13 Uno de la gente le dijo: «Maestro, di a mi hermano que reparta la herencia conmigo.»
14 El le respondió: «¡Hombre! ¿quién me ha constituido juez o repartidor entre vosotros?»
15 Y les dijo: «Mirad y guardaos de toda codicia, porque, aun en la abundancia, la vida de uno no está asegurada por sus bienes.»
16 Les dijo una parábola: «Los campos de cierto hombre rico dieron mucho fruto;
17 y pensaba entre sí, diciendo: "¿Qué haré, pues no tengo donde reunir mi cosecha?"
18 Y dijo: "Voy a hacer esto: Voy a demoler mis graneros, y edificaré otros más grandes y reuniré allí todo mi trigo y mis bienes,
19 y diré a mi alma: Alma, tienes muchos bienes en reserva para muchos años. Descansa, come, bebe, banquetea."
20 Pero Dios le dijo: "¡Necio! Esta misma noche te reclamarán el alma; las cosas que preparaste, ¿para quién serán?"
21 Así es el que atesora riquezas para sí, y no se enriquece en orden a Dios.» (Lc. 12, 13-21)
“Sabe el Señor que los pensamientos del hombre son insustanciales”, es decir, fatuos y vacíos, sin sustancia de vida eterna.

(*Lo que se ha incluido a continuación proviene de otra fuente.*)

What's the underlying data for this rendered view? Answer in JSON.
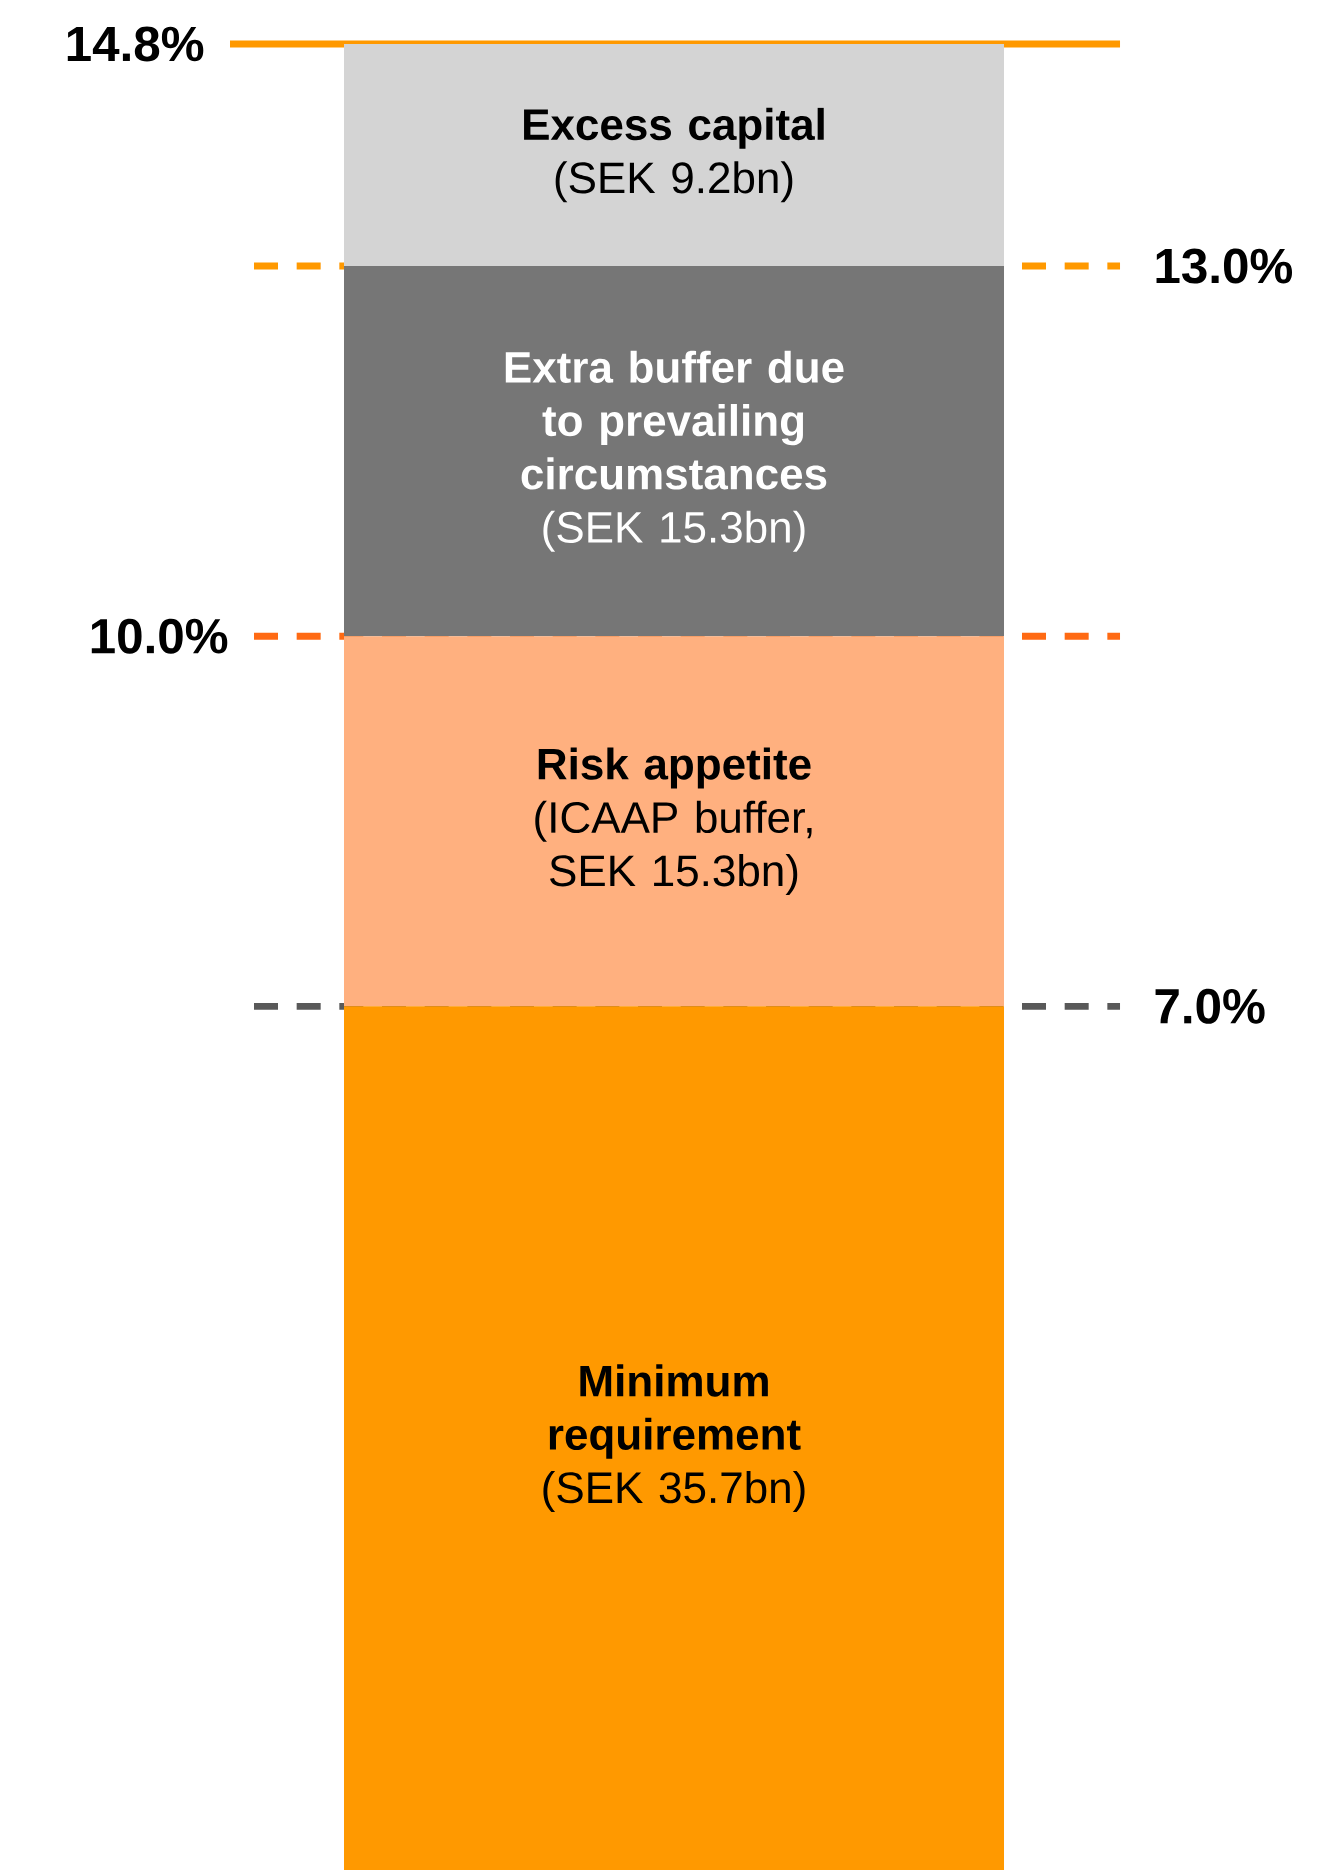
{
  "chart_data": {
    "type": "bar",
    "stacked": true,
    "categories": [
      null
    ],
    "series": [
      {
        "name": "Minimum requirement",
        "color": "#ff9900",
        "values": [
          7.0
        ]
      },
      {
        "name": "Risk appetite",
        "color": "#ffb07f",
        "values": [
          3.0
        ]
      },
      {
        "name": "Extra buffer due to prevailing circumstances",
        "color": "#767676",
        "values": [
          3.0
        ]
      },
      {
        "name": "Excess capital",
        "color": "#d4d4d4",
        "values": [
          1.8
        ]
      }
    ],
    "annotations": [
      "(SEK 35.7bn)",
      "(ICAAP buffer, SEK 15.3bn)",
      "(SEK  15.3bn)",
      "(SEK 9.2bn)"
    ],
    "ylim": [
      0,
      14.8
    ],
    "legend": false,
    "ref_lines": [
      {
        "axis": "y",
        "value": 14.8,
        "label": "14.8%",
        "color": "#ff9900",
        "line_style": "solid"
      },
      {
        "axis": "y",
        "value": 13.0,
        "label": "13.0%",
        "color": "#ff9900",
        "line_style": "dashed"
      },
      {
        "axis": "y",
        "value": 10.0,
        "label": "10.0%",
        "color": "#ff6a13",
        "line_style": "dashed"
      },
      {
        "axis": "y",
        "value": 7.0,
        "label": "7.0%",
        "color": "#595959",
        "line_style": "dashed"
      }
    ]
  }
}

Así, los cálculos de este hombre que vio multiplicada su cosecha y se puso a “deliberar con su almohada”, es decir, con su necedad: “haré, construiré, almacenaré, y me diré: date a la buena vida”. ¿Dónde está la voluntad de Dios en todo este negocio?. Porque podía haberse dicho de forma contraria: “ahora que soy rico, puedo ayudar a muchos pobres y necesitados que les falta lo más necesario”... Pero no, este hombre se miraba a sí mismo y su prójimo, su hermano, estaba lejos de sus planes y de su vida y así la codicia comenzó a echar raíces en su corazón.
“Aunque uno ande sobrado, su vida no depende de sus bienes”. La vida del hombre tiene Dueño: Dios, que la ha creado, y no precisamente para llenarse de bienes de esta tierra, sino de obras que salten hasta la vida eterna. Y estas obras son: la misericordia y la piedad, la compasión y la búsqueda de lo que a Dios agrada y el amor a Dios sobre todas las cosas y sobre sí mismo y a lo que tiene porque nada es suyo, con derecho de propiedad, sino para gestionarlo y multiplicarlo para Dios: “cincotalentos me dejaste, mira he aquí otros cinco que he ganado. Bien,siervo bueno y fiel, pasa al banquete de tu Señor”.
¡Oh Dios mío, líbranos de toda clase de codicia, de toda ambición, pues estos todos son frutos del Diablo que siempre anda engañándonos y atrayéndonos hacia sí para perder el alma!. Miremos a “Cristo que, no codició hacerse igual a Dios, al contrario, se despojó de su rango y tomó la condición de esclavo, pasando por uno de tantos y... se sometió a la muerte y una muerte de cruz”.
¿Caemos bien en la cuenta de que Jesús es Dios y posee todo por derecho al ser su Creador? Todas las cosas nos las dio, no para perdernos con ellas, sino para que nos sirvamos de estas en vistas a la Salvación, a llegar al Bien Absoluto, a la Vida Eterna. ¡Seamos señores de las cosas y no sus siervos y sus esclavos!
Pero en esta batalla no podemos elegir bien y ser fuertes en nuestra opción sin la ayuda y el escudo del Espíritu Santo, que clarificará el ojo de nuestro corazón y nos dejará ver, a la luz de Dios, que los bienes eternos son nuestra herencia perpetua y nos están aguardando para gozar de ellos plenamente y sin rastro de decepción o añoranza: “¡Danos a gustar Señor del torrente de tus delicias, porque en Ti está la Fuente viva y tu Luz nos hace ver la Luz”!
Y cuando Dios nos reclame el alma, digamos desde nuestra voluntad rendida: “¡Ya voy Señor, aquí estoy, mándame! ¡Ven y haz en mí tu voluntad! ¡Qué así sea! ¡Amén! ¡Amén!